James retirait ses mains de son visage et découvrait une image qui lui fit monter les larmes aux yeux. Sur le petit morceau de papier figurait James, seulement âgé de huit ans, assis sur les genoux de son géniteur. Il lui touchait la barbe en riant, alors que le père grimaçait mais gardait une fière allure dans le costume de pompier qu'il portait tellement bien. Le jeune adolescent frôlait du doigt le visage de son père en prenant soin de se concentrer sur chaque détail, chaque ride, grain de beauté, chaque parcelle de joie qui se reflétait sur l'homme qui l'avait tant manqué.

«Il t'aimait, Jam. Tu étais la seule raison qui le poussait à rentrer chaque soir. Le seul à qui nous n'avons rien à reprocher dans cette histoire, c'est toi. James, tu n'as pas à culpabiliser pour des choses que tu ne comprenais pas.

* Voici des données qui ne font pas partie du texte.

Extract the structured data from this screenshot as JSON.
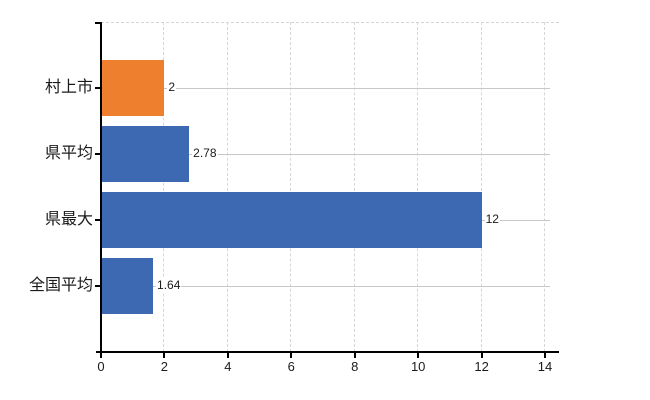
{
  "chart_data": {
    "type": "bar",
    "orientation": "horizontal",
    "title": "",
    "xlabel": "",
    "ylabel": "",
    "categories": [
      "村上市",
      "県平均",
      "県最大",
      "全国平均"
    ],
    "values": [
      2,
      2.78,
      12,
      1.64
    ],
    "value_labels": [
      "2",
      "2.78",
      "12",
      "1.64"
    ],
    "bar_colors": [
      "#ee7f2f",
      "#3d68b2",
      "#3d68b2",
      "#3d68b2"
    ],
    "highlight_color": "#ee7f2f",
    "default_color": "#3d68b2",
    "x_tick_labels": [
      "0",
      "2",
      "4",
      "6",
      "8",
      "10",
      "12",
      "14"
    ],
    "x_tick_values": [
      0,
      2,
      4,
      6,
      8,
      10,
      12,
      14
    ],
    "xlim": [
      0,
      14.44
    ],
    "grid": {
      "vertical": "dashed",
      "horizontal_row_lines": true,
      "top_border": "dashed"
    },
    "legend": "none",
    "colors": {
      "axis": "#000000",
      "grid_vertical": "#d6d6d6",
      "grid_horizontal": "#c8c8c8",
      "text": "#1a1a1a",
      "background": "#ffffff"
    }
  }
}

Tout ce que tu as à faire, c'est t'occuper de toi, et de toi seulement, égoïstement.
-Et d'Eva, faut pas l'oublier cette petite.» Rappelait Danna, ce qui faisait sourire les deux hommes qui partageaient sa vie.

«Eva est une option, chérie. Jam doit se reconcentrer sur lui-même avant de penser à ses amours.» Soulignait Kyle en souriant.

«Non, au contraire, je pense qu'elle peur lui apporter beaucoup.
-Danna, on n'est pas dans un film,» Riait son petit-ami, «Eva et Jam ne vont pas avoir le même parcours que nous, c'est statistiquement impossible.
-Monsieur le comptable a parlé ! Surtout qu'Eva connaît déjà toute l'histoire.» Parlait James.

« Pardon ?» S'exclamait Danna.
«James Mirano, tu lui a parlé de nous, de notre passé ?» Le jeune homme acquiesçait.

«Mais pourquoi ?
-Je ne sais pas, Danna, c'est sorti tout seul. Elle m'a demandé où étaient nos parents, et je n'ai pas eu le courage de lui mentir. C'est sorti tout seul,» Répétait-il, «Comme si j'avais l'habitude de me confier à elle. J'ai vraiment l'impression qu'Eva peut écouter toutes mes peines et rancœurs sans jamais me juger. C'est une bouffée d'air frais, une bouée de sauvetage que le bon Dieu m'a lancé pour m'aider à m'en sortir.
-Je rêve ou tu la compare à une bouée ?
-Danna, je t'adore, tu es une merveilleuse belle-sœur, mais tu as le don de gâcher mes tirades romantiques !»
Les trois personnes  riaient franchement avant de se lever et de rejoindre la plage dans la voiture qu'il venaient d'acheter, une simple, vieille mais modeste décapotable grise qu'ils avaient trouvé chez un particulier. Mains dans les mains, c'est ainsi que tous les trois arrivaient à la fête du quinzième anniversaire du jeune homme.